I suppose in 1947 we would have polled servicemembers with concern that some white soldiers might feel uncomfortable serving with Negros. So now Sen McCain is questioning the polling methods. (not enough responses)He has changed his stance so many times, from... I will go with what the military leaders say (Sec Def and CJCS say it is ok with them) to no, I don't like that answer so take a survey (oh no...I don't like that response). Can't we just get on with it and get to the larger task of reconsituting our military who have been worn down with a decade of fighting.
and President Palin.
One more thing. Many people may disagree with me about this, but:
7. The death penalty. It's on its way out, the only question is how long it takes and what finally does it in. There exists no evidence to suggest that it reduces crime, in fact most studies have shown that it has no effect other than vengeance. In the relatively near future, our descendants will probably look upon the death penalty the way we look at slavery today.

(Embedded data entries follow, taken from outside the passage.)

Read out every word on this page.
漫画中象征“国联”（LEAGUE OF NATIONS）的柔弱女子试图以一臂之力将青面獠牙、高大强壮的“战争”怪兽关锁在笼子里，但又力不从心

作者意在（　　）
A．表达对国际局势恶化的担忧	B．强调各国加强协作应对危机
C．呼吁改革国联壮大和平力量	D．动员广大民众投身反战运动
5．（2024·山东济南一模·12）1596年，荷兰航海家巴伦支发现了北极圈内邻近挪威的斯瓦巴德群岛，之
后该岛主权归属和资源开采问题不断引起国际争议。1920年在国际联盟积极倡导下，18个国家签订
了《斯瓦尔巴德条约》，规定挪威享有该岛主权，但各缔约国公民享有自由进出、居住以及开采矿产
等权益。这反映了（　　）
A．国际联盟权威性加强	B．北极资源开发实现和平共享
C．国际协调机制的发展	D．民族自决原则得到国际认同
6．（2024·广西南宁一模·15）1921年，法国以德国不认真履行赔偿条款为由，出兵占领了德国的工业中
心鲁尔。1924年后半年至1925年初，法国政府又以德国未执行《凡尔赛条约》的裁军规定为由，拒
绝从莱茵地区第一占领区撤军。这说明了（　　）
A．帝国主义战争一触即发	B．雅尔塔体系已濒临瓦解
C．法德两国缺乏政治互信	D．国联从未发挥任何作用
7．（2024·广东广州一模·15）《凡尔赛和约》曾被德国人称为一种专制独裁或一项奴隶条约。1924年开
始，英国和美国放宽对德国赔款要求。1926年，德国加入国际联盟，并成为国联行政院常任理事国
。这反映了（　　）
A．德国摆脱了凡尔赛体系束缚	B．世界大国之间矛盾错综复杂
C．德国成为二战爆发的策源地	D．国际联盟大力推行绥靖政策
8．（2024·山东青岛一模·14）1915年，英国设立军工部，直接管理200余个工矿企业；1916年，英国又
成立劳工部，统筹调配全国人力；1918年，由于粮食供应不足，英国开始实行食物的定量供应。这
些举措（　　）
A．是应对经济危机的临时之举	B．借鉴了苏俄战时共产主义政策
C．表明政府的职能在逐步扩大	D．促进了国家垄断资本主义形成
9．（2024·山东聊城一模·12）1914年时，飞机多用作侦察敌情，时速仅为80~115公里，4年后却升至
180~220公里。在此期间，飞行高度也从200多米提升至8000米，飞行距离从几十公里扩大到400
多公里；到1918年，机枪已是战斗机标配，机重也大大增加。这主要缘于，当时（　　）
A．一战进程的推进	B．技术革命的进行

What is doing in the death penalty...
...is the exquisitely moral alternative of life imprisonment without the possibility of parole. This alternative allows us to get many more convicted murderers out of sight and out of mind than we ever could through capital punishment, sequestering them in grim cell blocks as they slowly go mad.
We don't have to deal with the lawyers and activists who have dedicated their lives to proving that capital punishment doesn't work by dragging every death penalty case out for years, and we don't need to worry about the cost of incarcerating people forever because only a little of that cost has to be paid up front. Most of it is tomorrow's problem. Plus, life without parole is unlike the death penalty in that it's not about vengeance. At the same time, it allows us to console the families of crime victims with the truthful observation that criminals sentenced to this penalty will suffer a fate worse than death.

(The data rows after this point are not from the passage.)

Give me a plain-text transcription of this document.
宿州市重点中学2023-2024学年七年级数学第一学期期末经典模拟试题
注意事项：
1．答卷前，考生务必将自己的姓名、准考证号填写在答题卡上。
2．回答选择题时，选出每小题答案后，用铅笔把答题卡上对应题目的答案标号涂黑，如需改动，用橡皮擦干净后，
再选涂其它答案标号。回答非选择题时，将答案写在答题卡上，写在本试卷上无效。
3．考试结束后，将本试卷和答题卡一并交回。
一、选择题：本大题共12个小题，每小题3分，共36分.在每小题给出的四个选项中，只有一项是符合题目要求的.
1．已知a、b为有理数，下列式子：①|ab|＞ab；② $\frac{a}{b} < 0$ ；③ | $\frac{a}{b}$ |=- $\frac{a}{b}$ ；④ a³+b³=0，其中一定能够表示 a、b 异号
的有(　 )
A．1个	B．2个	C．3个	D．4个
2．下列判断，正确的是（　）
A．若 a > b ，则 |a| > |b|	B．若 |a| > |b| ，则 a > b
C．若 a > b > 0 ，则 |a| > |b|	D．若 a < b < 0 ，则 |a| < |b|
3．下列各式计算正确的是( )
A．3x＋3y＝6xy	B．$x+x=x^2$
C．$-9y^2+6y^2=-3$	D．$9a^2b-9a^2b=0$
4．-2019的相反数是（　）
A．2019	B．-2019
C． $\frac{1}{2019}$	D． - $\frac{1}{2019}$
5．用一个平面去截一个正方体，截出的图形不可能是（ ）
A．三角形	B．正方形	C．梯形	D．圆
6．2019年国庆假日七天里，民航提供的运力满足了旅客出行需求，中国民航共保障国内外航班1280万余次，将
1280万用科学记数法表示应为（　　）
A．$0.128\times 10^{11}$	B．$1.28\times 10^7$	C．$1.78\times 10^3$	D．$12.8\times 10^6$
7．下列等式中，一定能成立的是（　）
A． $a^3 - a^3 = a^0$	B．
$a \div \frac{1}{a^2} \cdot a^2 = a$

Most important of all, life without the possibility of parole makes us feel better than the death penalty, which is what moral advances are supposed to do: it tells us that we are more moral than anything. We are moral, we are free, we are wonderful. We all say so, and so it must be true.
The Post had a piece on exactly this question earlier this fall by Kwame Appiah, a philosopher on the faculty at Princeton.
His candidates were:
- the state of our prison system
- the way we treat animals in food production
- the isolation of the elderly
- our treatment of the environment
I like this list, but others nominated here are also good entries.
Senator John McCain III, DADT and his father
So I wonder. The McCain's come from the South. Right after World War 2 President Truman signs the executive order integrating the military. what did Commander John Sidney McCain think of integrating the Navy? We all know that Senator McCain voted against making Martin Luther King's birthday a federal holiday. It just stands to reason that Admiral McCain Jr. thought that the status quo of the military being racially segregated worked just as well as Senator John McCain's thinking that DADT works well. Usually the fruit don't fall far from the tree.
rewarding CEO's with lavish compensation who fail
choosing creationism over evolution, boy talk about insulting the beauty and mystery of God's work
being treated as a political hero for claiming that President Obama was not born in Hawaii and then calling him a socialist Marxist not to mention a Muslim (you can't be all 3 or even 2 of them at the same time). They all mutually oppose each other.
And for honorable mention Wikileaks. Did we really learn anything that we did not already know? I think in the long-term the only thing that will be remembered is that the people in the Foreign Service do their jobs well and that WikiLeaks founder Julian Assange is an asshole.
- Working toward "Nuclear Zero"
- Looking/wishing for "Moderate Islam"
There won't be too many people around to make the list.
Good suggestions overall, but I'm surprised no one has mentioned the drug war, which has been such a colossal failure that there's hardly anyone left today to defend it on its merits. I predict that in 20 years, marijuana (at least) will be as legal around the world as alcohol is today.